Tutorials

The following sections show how to use different features of the fastFM library. This is mostly a demonstration on of the library and no background on the Factorization Machine (FM) model is given. I recommend to read [TIST2012]. This paper contains many examples on how FM’s can emulate and extend matrix factorization models through feature engineering.

Regression with ALS Solver

We first set up a small toy dataset for a regression problem. Please refere to [SIGIR2011] for background information on the implemented ALS solver.

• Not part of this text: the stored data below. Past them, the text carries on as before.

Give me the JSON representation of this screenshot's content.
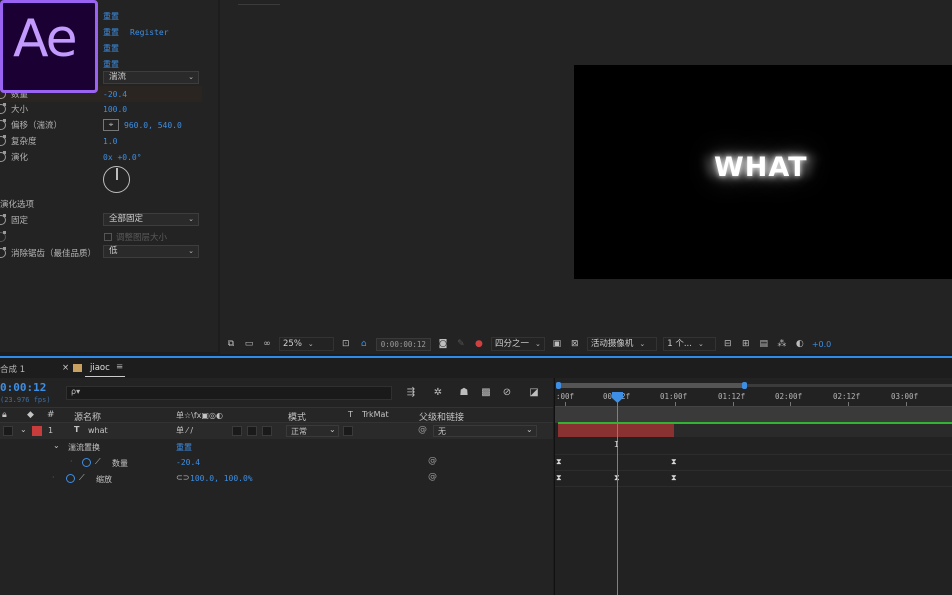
{
  "effects": {
    "reset_rows": [
      "重置",
      "重置",
      "重置",
      "重置"
    ],
    "register": "Register",
    "turbulent_dropdown": "湍流",
    "props": [
      {
        "name": "数量",
        "value": "-20.4"
      },
      {
        "name": "大小",
        "value": "100.0"
      },
      {
        "name": "偏移（湍流）",
        "value": "960.0, 540.0"
      },
      {
        "name": "复杂度",
        "value": "1.0"
      },
      {
        "name": "演化",
        "value": "0x +0.0°"
      }
    ],
    "evolution_options_label": "演化选项",
    "pin_label": "固定",
    "pin_value": "全部固定",
    "resize_layer_label": "调整图层大小",
    "antialias_label": "消除锯齿（最佳品质）",
    "antialias_value": "低"
  },
  "viewer": {
    "comp_text": "WHAT",
    "zoom": "25%",
    "timecode": "0:00:00:12",
    "resolution": "四分之一",
    "camera": "活动摄像机",
    "views": "1 个...",
    "exposure": "+0.0"
  },
  "timeline": {
    "tabs": [
      {
        "label": "合成 1"
      },
      {
        "label": "jiaoc"
      }
    ],
    "current_time": "0:00:12",
    "fps": "(23.976 fps)",
    "search_icon_text": "ρ▾",
    "headers": {
      "source_name": "源名称",
      "switches": "单☆\\fx▣◎◐",
      "mode": "模式",
      "t": "T",
      "trkmat": "TrkMat",
      "parent": "父级和链接"
    },
    "layer": {
      "index": "1",
      "type": "T",
      "name": "what",
      "mode": "正常",
      "parent": "无",
      "label_color": "#c83c3c"
    },
    "effect_group": {
      "name": "湍流置换",
      "reset": "重置"
    },
    "prop_amount": {
      "name": "数量",
      "value": "-20.4"
    },
    "prop_scale": {
      "name": "缩放",
      "value": "100.0, 100.0%"
    },
    "ruler_labels": [
      ":00f",
      "00:12f",
      "01:00f",
      "01:12f",
      "02:00f",
      "02:12f",
      "03:00f"
    ],
    "keyframe_glyph": "⧗"
  },
  "colors": {
    "accent": "#3d8fe6",
    "layer_bar": "#8a3232",
    "green_line": "#32b432"
  }
}
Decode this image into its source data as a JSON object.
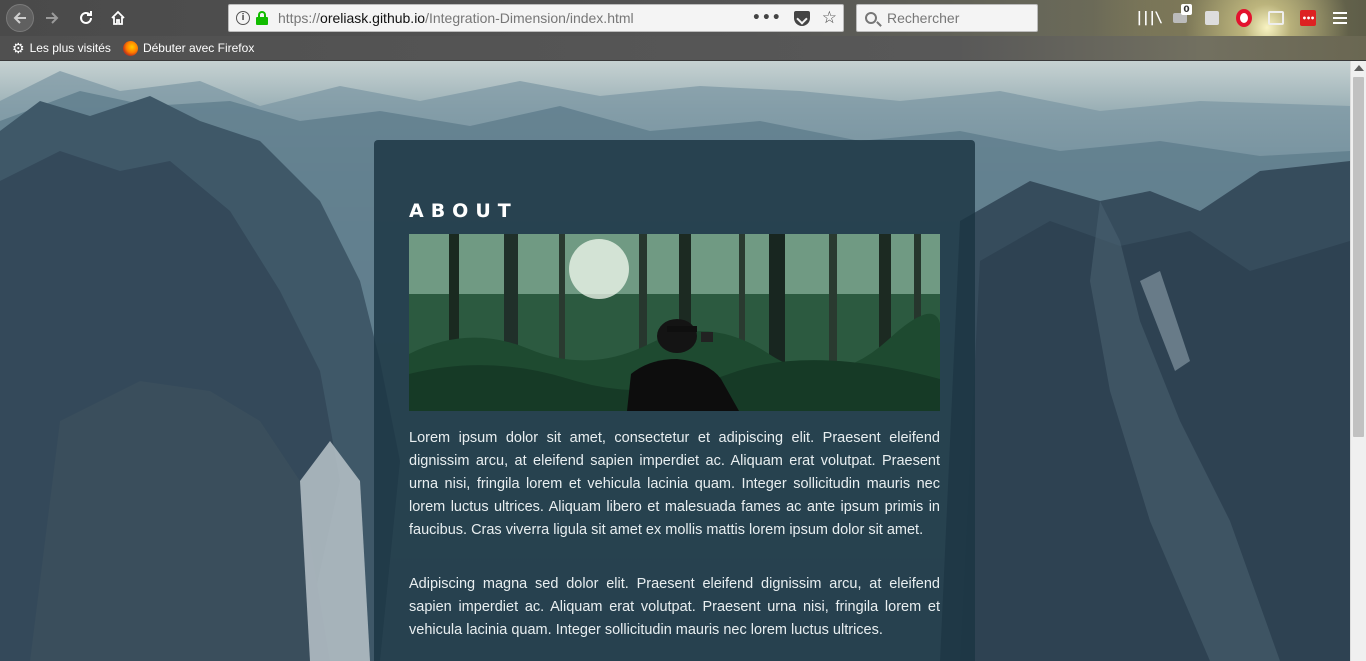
{
  "browser": {
    "url_prefix": "https://",
    "url_host": "oreliask.github.io",
    "url_path": "/Integration-Dimension/index.html",
    "search_placeholder": "Rechercher",
    "notification_badge": "0",
    "bookmarks": [
      {
        "label": "Les plus visités",
        "icon": "gear-icon"
      },
      {
        "label": "Débuter avec Firefox",
        "icon": "firefox-icon"
      }
    ]
  },
  "page": {
    "title": "ABOUT",
    "paragraphs": [
      "Lorem ipsum dolor sit amet, consectetur et adipiscing elit. Praesent eleifend dignissim arcu, at eleifend sapien imperdiet ac. Aliquam erat volutpat. Praesent urna nisi, fringila lorem et vehicula lacinia quam. Integer sollicitudin mauris nec lorem luctus ultrices. Aliquam libero et malesuada fames ac ante ipsum primis in faucibus. Cras viverra ligula sit amet ex mollis mattis lorem ipsum dolor sit amet.",
      "Adipiscing magna sed dolor elit. Praesent eleifend dignissim arcu, at eleifend sapien imperdiet ac. Aliquam erat volutpat. Praesent urna nisi, fringila lorem et vehicula lacinia quam. Integer sollicitudin mauris nec lorem luctus ultrices."
    ]
  },
  "colors": {
    "panel_bg": "#1b3442",
    "lock_green": "#12bc00"
  }
}
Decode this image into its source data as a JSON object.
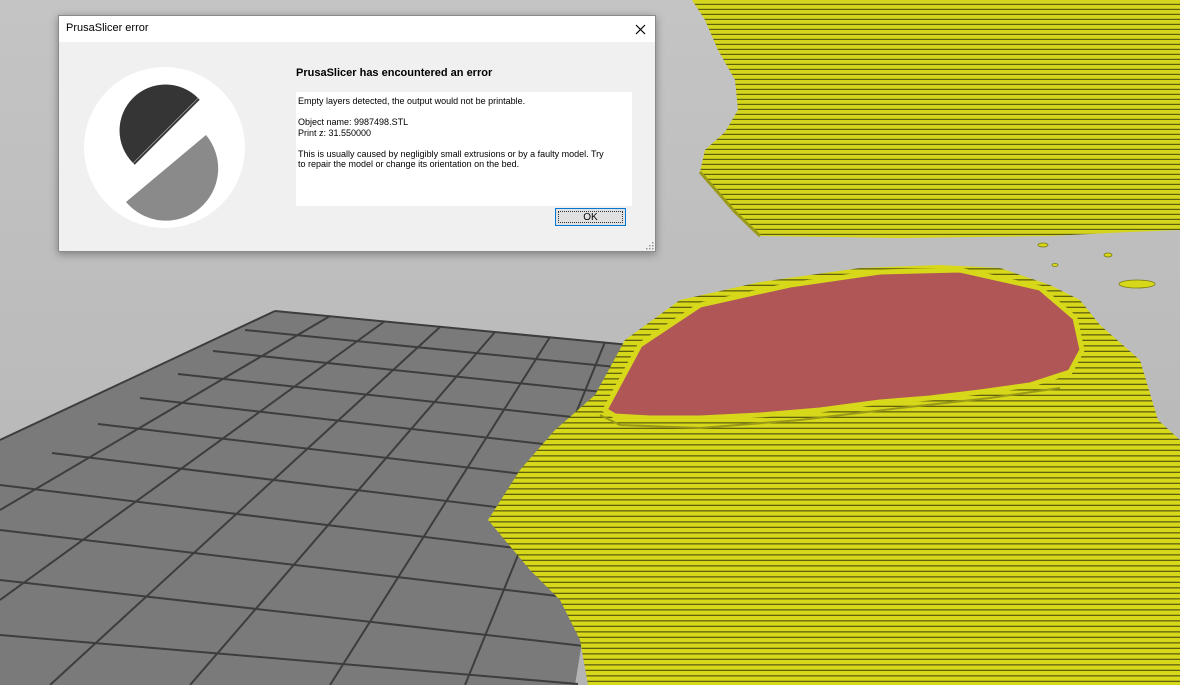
{
  "dialog": {
    "title": "PrusaSlicer error",
    "heading": "PrusaSlicer has encountered an error",
    "message": "Empty layers detected, the output would not be printable.\n\nObject name: 9987498.STL\nPrint z: 31.550000\n\nThis is usually caused by negligibly small extrusions or by a faulty model. Try\nto repair the model or change its orientation on the bed.",
    "ok_label": "OK"
  },
  "icons": {
    "close": "close-icon",
    "logo": "prusaslicer-logo-icon",
    "grip": "resize-grip-icon"
  },
  "colors": {
    "filament": "#d7d81a",
    "top_surface": "#b05656",
    "bed_grid": "#8c8c8c",
    "background": "#bcbcbc"
  }
}
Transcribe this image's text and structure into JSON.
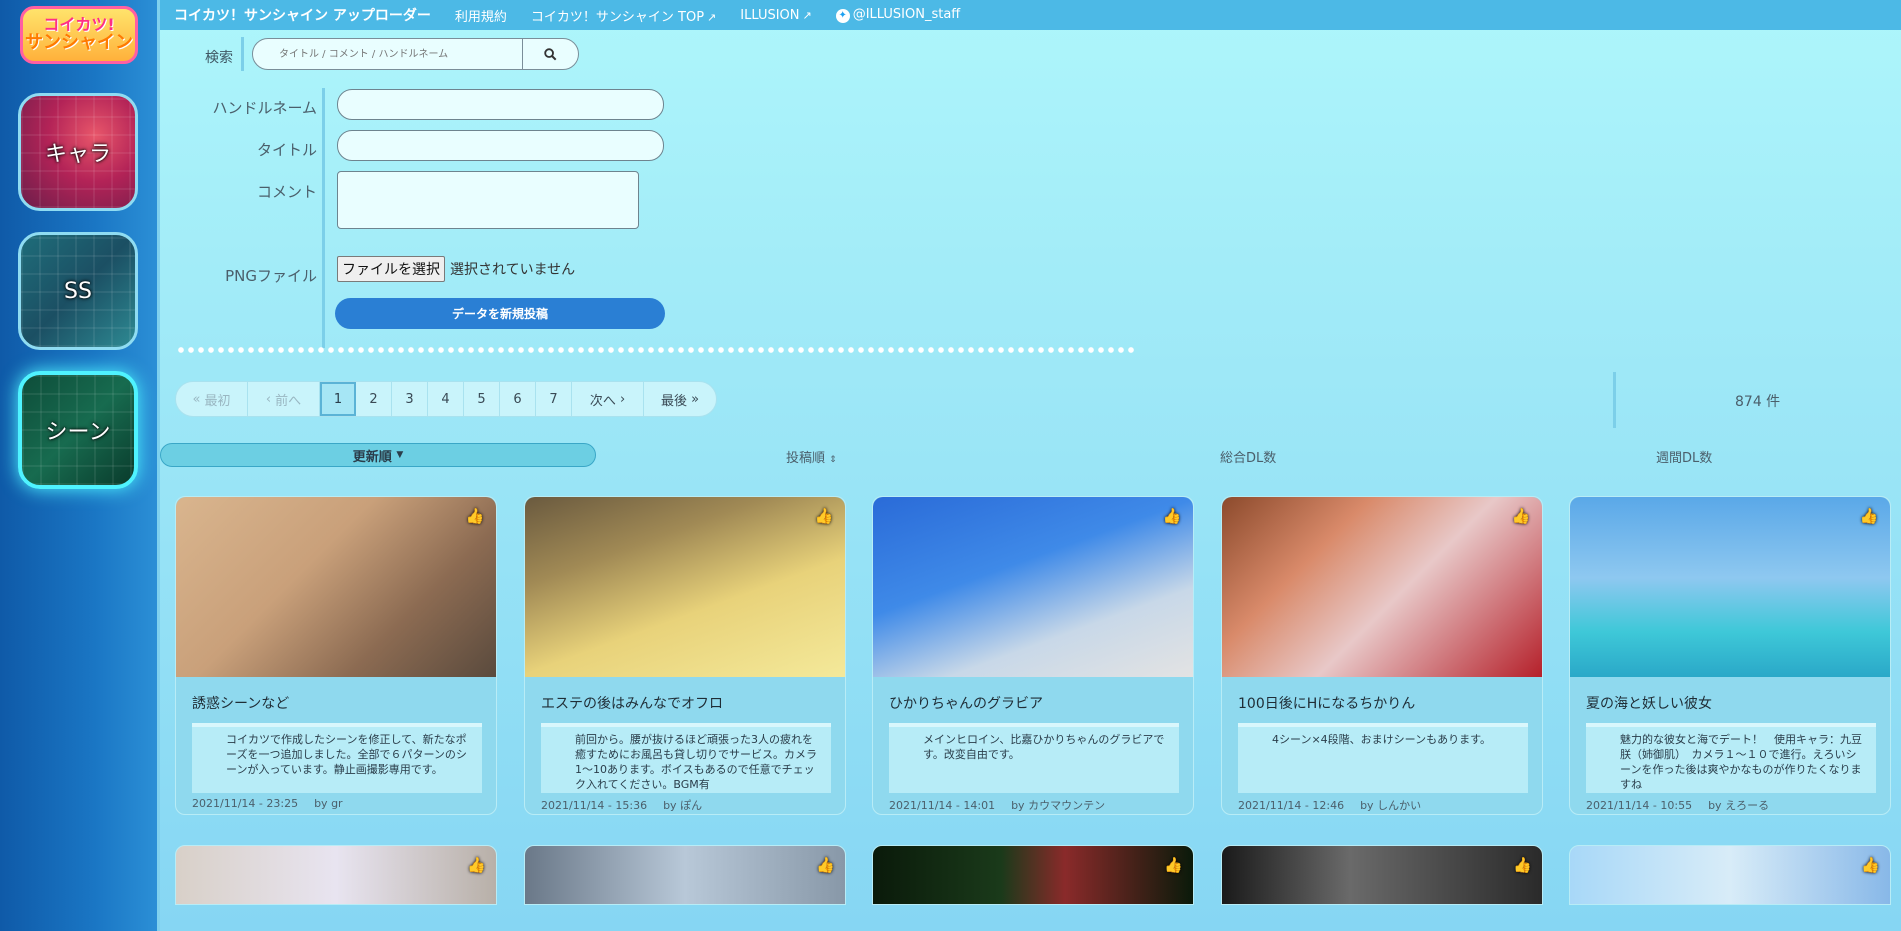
{
  "logo": {
    "line1": "コイカツ!",
    "line2": "サンシャイン"
  },
  "sidebar": {
    "items": [
      {
        "label": "キャラ"
      },
      {
        "label": "SS"
      },
      {
        "label": "シーン"
      }
    ]
  },
  "topnav": {
    "brand": "コイカツ！サンシャイン アップローダー",
    "terms": "利用規約",
    "top": "コイカツ！サンシャイン TOP",
    "illusion": "ILLUSION",
    "twitter": "@ILLUSION_staff"
  },
  "search": {
    "label": "検索",
    "placeholder": "タイトル / コメント / ハンドルネーム"
  },
  "form": {
    "handle_label": "ハンドルネーム",
    "title_label": "タイトル",
    "comment_label": "コメント",
    "png_label": "PNGファイル",
    "file_button": "ファイルを選択",
    "file_status": "選択されていません",
    "submit": "データを新規投稿"
  },
  "pagination": {
    "first": "最初",
    "prev": "前へ",
    "pages": [
      "1",
      "2",
      "3",
      "4",
      "5",
      "6",
      "7"
    ],
    "current": "1",
    "next": "次へ",
    "last": "最後"
  },
  "total": "874 件",
  "sort": {
    "updated": "更新順",
    "posted": "投稿順",
    "total_dl": "総合DL数",
    "weekly_dl": "週間DL数"
  },
  "cards": [
    {
      "title": "誘惑シーンなど",
      "desc": "コイカツで作成したシーンを修正して、新たなポーズを一つ追加しました。全部で６パターンのシーンが入っています。静止画撮影専用です。",
      "date": "2021/11/14 - 23:25",
      "by": "by gr"
    },
    {
      "title": "エステの後はみんなでオフロ",
      "desc": "前回から。腰が抜けるほど頑張った3人の疲れを癒すためにお風呂も貸し切りでサービス。カメラ1〜10あります。ボイスもあるので任意でチェック入れてください。BGM有",
      "date": "2021/11/14 - 15:36",
      "by": "by ぽん"
    },
    {
      "title": "ひかりちゃんのグラビア",
      "desc": "メインヒロイン、比嘉ひかりちゃんのグラビアです。改変自由です。",
      "date": "2021/11/14 - 14:01",
      "by": "by カウマウンテン"
    },
    {
      "title": "100日後にHになるちかりん",
      "desc": "4シーン×4段階、おまけシーンもあります。",
      "date": "2021/11/14 - 12:46",
      "by": "by しんかい"
    },
    {
      "title": "夏の海と妖しい彼女",
      "desc": "魅力的な彼女と海でデート！　使用キャラ：九豆 朕（姉御肌）　カメラ１〜１０で進行。えろいシーンを作った後は爽やかなものが作りたくなりますね",
      "date": "2021/11/14 - 10:55",
      "by": "by えろーる"
    }
  ],
  "icons": {
    "like": "thumbs-up-icon",
    "search": "search-icon",
    "external": "external-link-icon",
    "twitter": "twitter-icon"
  }
}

from fastFM.datasets import make_user_item_regression
from sklearn.model_selection import train_test_split

# This sets up a small test dataset.
X, y, _ = make_user_item_regression(label_stdev=.4)
X_train, X_test, y_train, y_test = train_test_split(X, y)

The number of iterations n_iter, the standard deviation init_stdev used to initialize the model parameter and the number of hidden variables rank per feature. This are the parameters that have to be specified for every solver and task. The ALS solver requires in addition the regularization values for the first l2_reg_w and second order l2_reg_V interactions.

from fastFM import als
fm = als.FMRegression(n_iter=1000, init_stdev=0.1, rank=2, l2_reg_w=0.1, l2_reg_V=0.5)
fm.fit(X_train, y_train)
y_pred = fm.predict(X_test)

We can easily evaluate our model using the scikit-learn library.

from sklearn.metrics import mean_squared_error
'mse:', mean_squared_error(y_test, y_pred)

Logit Classification with SGD Solver

We first have to convert the target of our toy dataset to -1/1 values in order to work with the classification implementation. Currently only binary classification is supported.

import numpy as np
# Convert dataset to binary classification task.
y_labels = np.ones_like(y)
y_labels[y < np.mean(y)] = -1
X_train, X_test, y_train, y_test = train_test_split(X, y_labels)

We could have used the ALS solver module for this problem as well but we will use the SGD module instead. In addition to the hyper parameter needed for the ALS module we need to specify the SGD specific step_size parameter.

from fastFM import sgd
fm = sgd.FMClassification(n_iter=1000, init_stdev=0.1, l2_reg_w=0,
                          l2_reg_V=0, rank=2, step_size=0.1)
fm.fit(X_train, y_train)
y_pred = fm.predict(X_test)

All classifier implementations can not only return the most likely labels but also class probabilities via the predict_proba.

y_pred_proba = fm.predict_proba(X_test)

This is important for classification metrics such as the AUC score that require the class probabilities as input.

from sklearn.metrics import accuracy_score, roc_auc_score
'acc:', accuracy_score(y_test, y_pred)
'auc:', roc_auc_score(y_test, y_pred_proba)

Bayesian Probit Classification with MCMC Solver

The MCMC module needs fewer hyper parameter that any other solver. This solver is able to integrate out the regularization parameter and frees us from selecting them manually. Please see [Freuden2011] for the detail on the implemented Gibbs sampler. The major drawback of the MCMC solver is that it forces us to calculate predictions during fitting time using the fit_predict function. It’s however possible to select a subset of parameter draws to speed up prediction [RecSys2013]. It’s also possible to just call predict on a trained MCMC model but this returns predictions that are solely based on the last parameters draw. These predictions can be used for diagnostic purposes but are usually not as good as averaged predictions returned by fit_predict.

from fastFM import mcmc
fm = mcmc.FMClassification(n_iter=1000, rank=2, init_stdev=0.1)

Our last example shows how to use the MCMC module for binary classification. Probit regression uses the Cumulative Distribution Function (CDF) of the standard normal Distribution as link function. Mainly because the CDF leads to an easier Gibbs solver then the sigmoid function used in the SGD classifier implementation. The results are in practice usually very similar.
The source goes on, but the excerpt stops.